In order to make the right choice about when to start your Social Security benefits, you need to know what the Social Security Administration considers to be your full retirement age (FRA).
Unfortunately, the vast majority of U.S. adults has no clue when that is. This means they're at serious risk of getting less monthly and lifetime income from one of the country's most important government programs.
You can't afford to pass up retirement benefits just because you're lacking this basic insight, so make it a point to join the minority of Americans well versed in what FRA is and why it matters.

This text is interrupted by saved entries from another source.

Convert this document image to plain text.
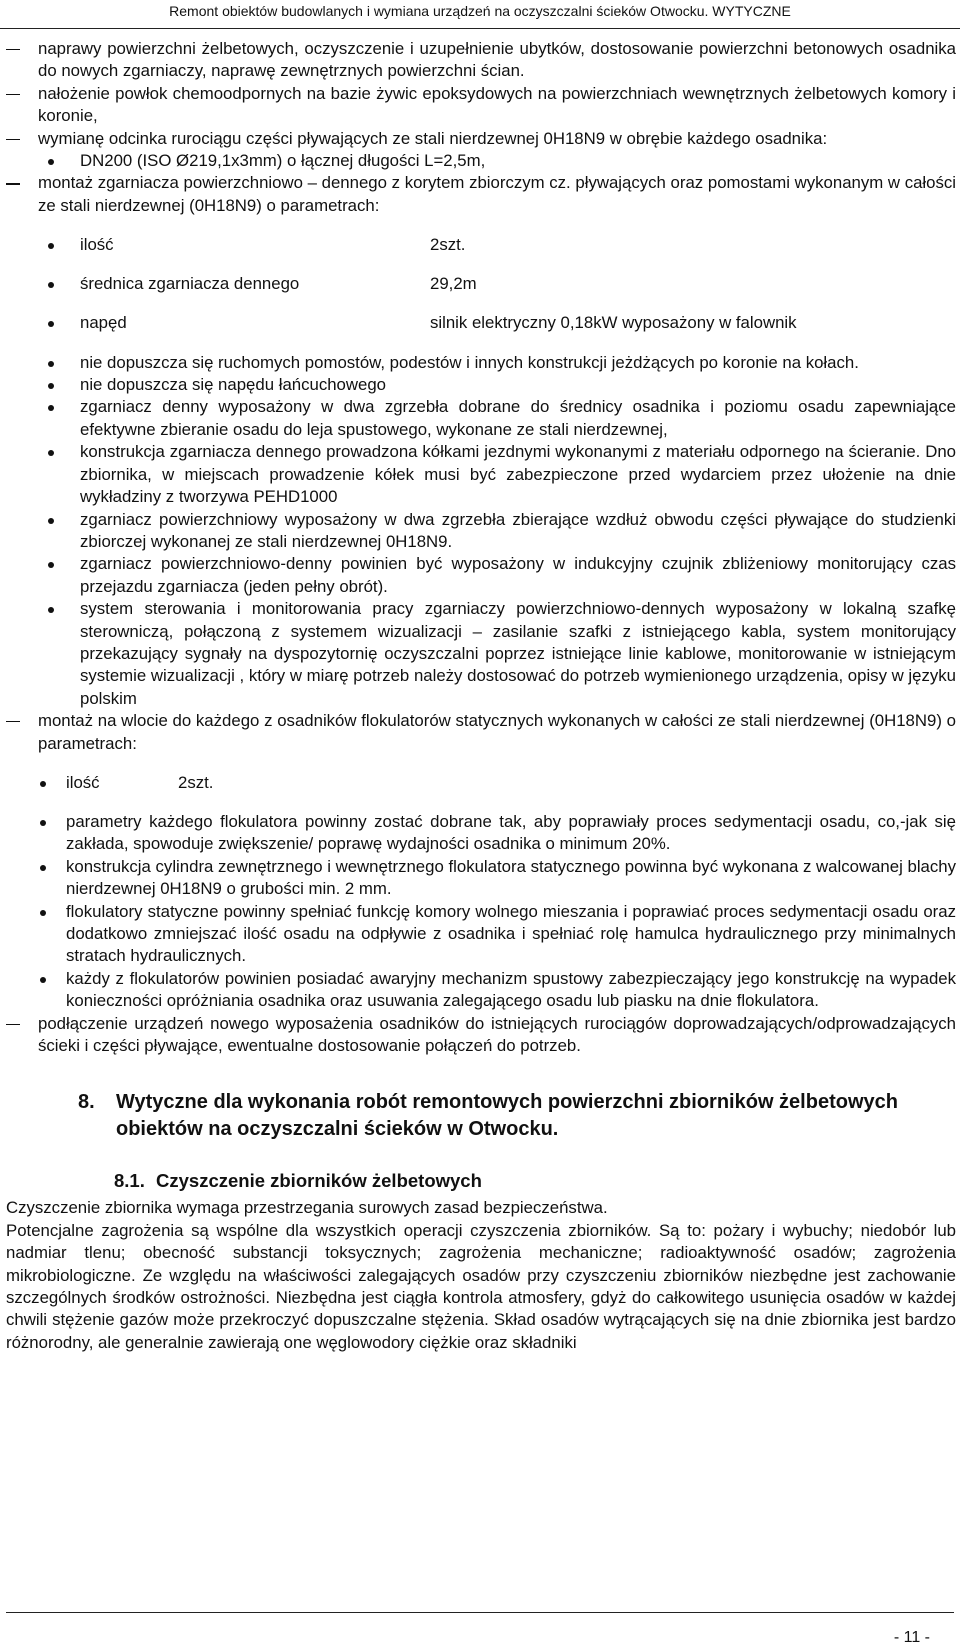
Remont obiektów budowlanych i wymiana urządzeń na oczyszczalni ścieków Otwocku. WYTYCZNE

naprawy powierzchni żelbetowych, oczyszczenie i uzupełnienie ubytków, dostosowanie powierzchni betonowych osadnika do nowych zgarniaczy, naprawę zewnętrznych powierzchni ścian.

nałożenie powłok chemoodpornych na bazie żywic epoksydowych na powierzchniach wewnętrznych żelbetowych komory i koronie,

wymianę odcinka rurociągu części pływających ze stali nierdzewnej 0H18N9 w obrębie każdego osadnika:

DN200 (ISO Ø219,1x3mm) o łącznej długości L=2,5m,

montaż zgarniacza powierzchniowo – dennego z korytem zbiorczym cz. pływających oraz pomostami wykonanym w całości ze stali nierdzewnej (0H18N9) o parametrach:

ilość	2szt.

średnica zgarniacza dennego	29,2m

napęd	silnik elektryczny 0,18kW wyposażony w falownik

nie dopuszcza się ruchomych pomostów, podestów i innych konstrukcji jeżdżących po koronie na kołach.

nie dopuszcza się napędu łańcuchowego

zgarniacz denny wyposażony w dwa zgrzebła dobrane do średnicy osadnika i poziomu osadu zapewniające efektywne zbieranie osadu do leja spustowego, wykonane ze stali nierdzewnej,

konstrukcja zgarniacza dennego prowadzona kółkami jezdnymi wykonanymi z materiału odpornego na ścieranie. Dno zbiornika, w miejscach prowadzenie kółek musi być zabezpieczone przed wydarciem przez ułożenie na dnie wykładziny z tworzywa PEHD1000

zgarniacz powierzchniowy wyposażony w dwa zgrzebła zbierające wzdłuż obwodu części pływające do studzienki zbiorczej wykonanej ze stali nierdzewnej 0H18N9.

zgarniacz powierzchniowo-denny powinien być wyposażony w indukcyjny czujnik zbliżeniowy monitorujący czas przejazdu zgarniacza (jeden pełny obrót).

system sterowania i monitorowania pracy zgarniaczy powierzchniowo-dennych wyposażony w lokalną szafkę sterowniczą, połączoną z systemem wizualizacji – zasilanie szafki z istniejącego kabla, system monitorujący przekazujący sygnały na dyspozytornię oczyszczalni poprzez istniejące linie kablowe, monitorowanie w istniejącym systemie wizualizacji , który w miarę potrzeb należy dostosować do potrzeb wymienionego urządzenia, opisy w języku polskim

montaż na wlocie do każdego z osadników flokulatorów statycznych wykonanych w całości ze stali nierdzewnej (0H18N9) o parametrach:

ilość	2szt.

parametry każdego flokulatora powinny zostać dobrane tak, aby poprawiały proces sedymentacji osadu, co,-jak się zakłada, spowoduje zwiększenie/ poprawę wydajności osadnika o minimum 20%.

konstrukcja cylindra zewnętrznego i wewnętrznego flokulatora statycznego powinna być wykonana z walcowanej blachy nierdzewnej 0H18N9 o grubości min. 2 mm.

flokulatory statyczne powinny spełniać funkcję komory wolnego mieszania i poprawiać proces sedymentacji osadu oraz dodatkowo zmniejszać ilość osadu na odpływie z osadnika i spełniać rolę hamulca hydraulicznego przy minimalnych stratach hydraulicznych.

każdy z flokulatorów powinien posiadać awaryjny mechanizm spustowy zabezpieczający jego konstrukcję na wypadek konieczności opróżniania osadnika oraz usuwania zalegającego osadu lub piasku na dnie flokulatora.

podłączenie urządzeń nowego wyposażenia osadników do istniejących rurociągów doprowadzających/odprowadzających ścieki i części pływające, ewentualne dostosowanie połączeń do potrzeb.

8. Wytyczne dla wykonania robót remontowych powierzchni zbiorników żelbetowych obiektów na oczyszczalni ścieków w Otwocku.
8.1. Czyszczenie zbiorników żelbetowych

Czyszczenie zbiornika wymaga przestrzegania surowych zasad bezpieczeństwa.

Potencjalne zagrożenia są wspólne dla wszystkich operacji czyszczenia zbiorników. Są to: pożary i wybuchy; niedobór lub nadmiar tlenu; obecność substancji toksycznych; zagrożenia mechaniczne; radioaktywność osadów; zagrożenia mikrobiologiczne. Ze względu na właściwości zalegających osadów przy czyszczeniu zbiorników niezbędne jest zachowanie szczególnych środków ostrożności. Niezbędna jest ciągła kontrola atmosfery, gdyż do całkowitego usunięcia osadów w każdej chwili stężenie gazów może przekroczyć dopuszczalne stężenia. Skład osadów wytrącających się na dnie zbiornika jest bardzo różnorodny, ale generalnie zawierają one węglowodory ciężkie oraz składniki

- 11 -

Millions of Americans are in the dark about their full retirement age
According to a recent survey conducted by Nationwide, just 16% of U.S. adults are aware of what their full retirement age is. With 258.3 million adults in the U.S. according to recent Census Data, this means close to 217 million adults are completely in the dark about this important number.
So what is FRA exactly? It's the age at which a retiree must get their first Social Security check in order to get their standard benefit. The standard benefit is formally referred to as the primary insurance amount (PIA). It's calculated by a formula that involves adjusting average wages for inflation, determining your monthly average wage in the 35 years your earnings were highest, and giving you benefits equaling a specific percentage of that monthly average.

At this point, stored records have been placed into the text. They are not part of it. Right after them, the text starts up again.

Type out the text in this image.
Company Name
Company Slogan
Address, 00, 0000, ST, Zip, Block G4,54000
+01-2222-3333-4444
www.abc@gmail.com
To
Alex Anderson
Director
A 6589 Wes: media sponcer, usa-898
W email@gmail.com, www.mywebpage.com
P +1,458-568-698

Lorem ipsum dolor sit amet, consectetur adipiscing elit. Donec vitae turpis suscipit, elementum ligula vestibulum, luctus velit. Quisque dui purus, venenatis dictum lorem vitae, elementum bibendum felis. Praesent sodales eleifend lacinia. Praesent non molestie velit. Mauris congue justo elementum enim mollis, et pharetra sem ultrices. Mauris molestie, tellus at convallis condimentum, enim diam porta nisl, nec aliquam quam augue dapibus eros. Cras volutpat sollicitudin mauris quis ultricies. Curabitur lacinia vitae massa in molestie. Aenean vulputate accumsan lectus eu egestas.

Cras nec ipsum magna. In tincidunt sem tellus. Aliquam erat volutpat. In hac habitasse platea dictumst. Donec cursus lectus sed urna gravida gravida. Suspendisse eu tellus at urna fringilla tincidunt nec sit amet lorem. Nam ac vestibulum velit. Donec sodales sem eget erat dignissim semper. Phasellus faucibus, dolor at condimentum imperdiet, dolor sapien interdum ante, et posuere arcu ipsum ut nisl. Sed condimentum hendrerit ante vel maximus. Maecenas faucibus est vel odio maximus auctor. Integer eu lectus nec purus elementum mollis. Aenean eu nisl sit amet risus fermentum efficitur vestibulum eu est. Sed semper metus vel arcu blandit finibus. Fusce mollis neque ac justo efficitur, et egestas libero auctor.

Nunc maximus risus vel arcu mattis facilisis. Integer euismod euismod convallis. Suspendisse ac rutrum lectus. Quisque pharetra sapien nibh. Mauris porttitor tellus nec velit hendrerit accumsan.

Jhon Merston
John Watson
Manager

Traditionally, every retiree hit this milestone at age 65 and got their PIA if they began receiving retirement checks at that time. But thanks to amendments to the law in 1983, FRA has been gradually shifted later and it now depends on birth year. Here's when yours is, based on when you were born:
It's 67 if you were born in 1960 or later.
It's 66 and 10 months if you were born in 1959.

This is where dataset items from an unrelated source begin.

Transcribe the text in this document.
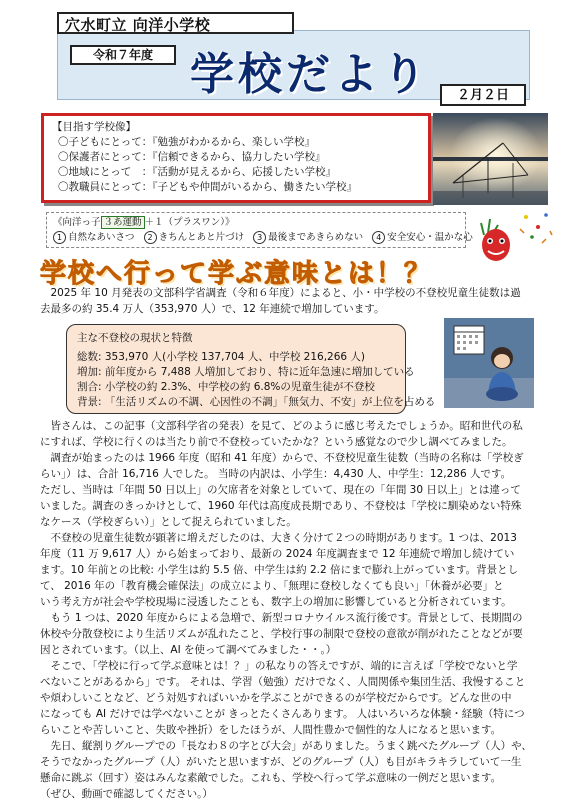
穴水町立 向洋小学校
令和７年度 学校だより	２月２日
【目指す学校像】
〇子どもにとって：『勉強がわかるから、楽しい学校』
〇保護者にとって：『信頼できるから、協力したい学校』
〇地域にとって　：『活動が見えるから、応援したい学校』
〇教職員にとって：『子どもや仲間がいるから、働きたい学校』
《向洋っ子 ３あ運動 ＋１（プラスワン）》
1 自然なあいさつ 2 きちんとあと片づけ 3 最後まであきらめない 4 安全安心・温かな心
学校へ行って学ぶ意味とは！？
　2025 年 10 月発表の文部科学省調査（令和６年度）によると、小・中学校の不登校児童生徒数は過
去最多の約 35.4 万人（353,970 人）で、12 年連続で増加しています。
主な不登校の現状と特徴
総数: 353,970 人(小学校 137,704 人、中学校 216,266 人)
増加: 前年度から 7,488 人増加しており、特に近年急速に増加している
割合: 小学校の約 2.3%、中学校の約 6.8%の児童生徒が不登校
背景: 「生活リズムの不調、心因性の不調」「無気力、不安」が上位を占める
　皆さんは、この記事（文部科学省の発表）を見て、どのように感じ考えたでしょうか。昭和世代の私
にすれば、学校に行くのは当たり前で不登校っていたかな？という感覚なので少し調べてみました。
　調査が始まったのは 1966 年度（昭和 41 年度）からで、不登校児童生徒数（当時の名称は「学校ぎ
らい」）は、合計 16,716 人でした。 当時の内訳は、小学生：4,430 人、中学生：12,286 人です。
ただし、当時は「年間 50 日以上」の欠席者を対象としていて、現在の「年間 30 日以上」とは違って
いました。調査のきっかけとして、1960 年代は高度成長期であり、不登校は「学校に馴染めない特殊
なケース（学校ぎらい）」として捉えられていました。
　不登校の児童生徒数が顕著に増えだしたのは、大きく分けて２つの時期があります。1 つは、2013
年度（11 万 9,617 人）から始まっており、最新の 2024 年度調査まで 12 年連続で増加し続けてい
ます。10 年前との比較: 小学生は約 5.5 倍、中学生は約 2.2 倍にまで膨れ上がっています。背景とし
て、 2016 年の「教育機会確保法」の成立により、「無理に登校しなくても良い」「休養が必要」と
いう考え方が社会や学校現場に浸透したことも、数字上の増加に影響していると分析されています。
　もう 1 つは、2020 年度からによる急増で、新型コロナウイルス流行後です。背景として、長期間の
休校や分散登校により生活リズムが乱れたこと、学校行事の制限で登校の意欲が削がれたことなどが要
因とされています。（以上、AI を使って調べてみました・・。）
　そこで、「学校に行って学ぶ意味とは！？」の私なりの答えですが、端的に言えば「学校でないと学
べないことがあるから」です。 それは、学習（勉強）だけでなく、人間関係や集団生活、我慢すること
や煩わしいことなど、どう対処すればいいかを学ぶことができるのが学校だからです。どんな世の中
になっても AI だけでは学べないことが きっとたくさんあります。 人はいろいろな体験・経験（特につ
らいことや苦しいこと、失敗や挫折）をしたほうが、人間性豊かで個性的な人になると思います。
　先日、縦割りグループでの「長なわ８の字とび大会」がありました。うまく跳べたグループ（人）や、
そうでなかったグループ（人）がいたと思いますが、どのグループ（人）も目がキラキラしていて一生
懸命に跳ぶ（回す）姿はみんな素敵でした。これも、学校へ行って学ぶ意味の一例だと思います。
（ぜひ、動画で確認してください。）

It's 66 and 8 months if you were born in 1958.
It's 66 and 6 months if you were born in 1957.
It's 66 and 4 months if you were born in 1956.
If you want to receive your standard benefit as determined by what you earned — and paid into the system — during your life, you must file for checks to begin exactly at that age. That's why it's such a problem that so many people have no clue when the right time for them to get their first Social Security payment is.
Why does full retirement age matter so much?
So what happens if you don't know what your FRA is? In many cases, you could end up making a choice to claim your Social Security checks at a suboptimal time.
You do not have to start getting retirement income at exactly your FRA. You have the option to start checks at young as 62, which could be as much as five years before it. If you're even a month ahead on getting your first Social Security payment, though, early filing penalties reduce the amount of your checks. This reduction lasts for life, and the earlier you claim benefits, the bigger it is.
You also have the option of delaying past FRA. It may seem odd to wait beyond the time you become eligible for your standard benefit, but doing so can pay off thanks to delayed retirement credits. These increase your monthly payment for each month beyond FRA that you put off getting your first Social Security check. These credits can substantially increase your standard benefit, raising it by two-thirds of 1% per month or 8% per year until age 70.
If you don't know your FRA, you can't decide whether an early claim for a smaller benefit is a better bet or whether a delayed claim and a larger monthly check is right for you.
You owe it to yourself to optimize your Social Security income since this is likely the only guaranteed source of retirement funds you'll have that will definitely last for life. So make sure you learn the details about when your full retirement age is before you even consider requesting your first check.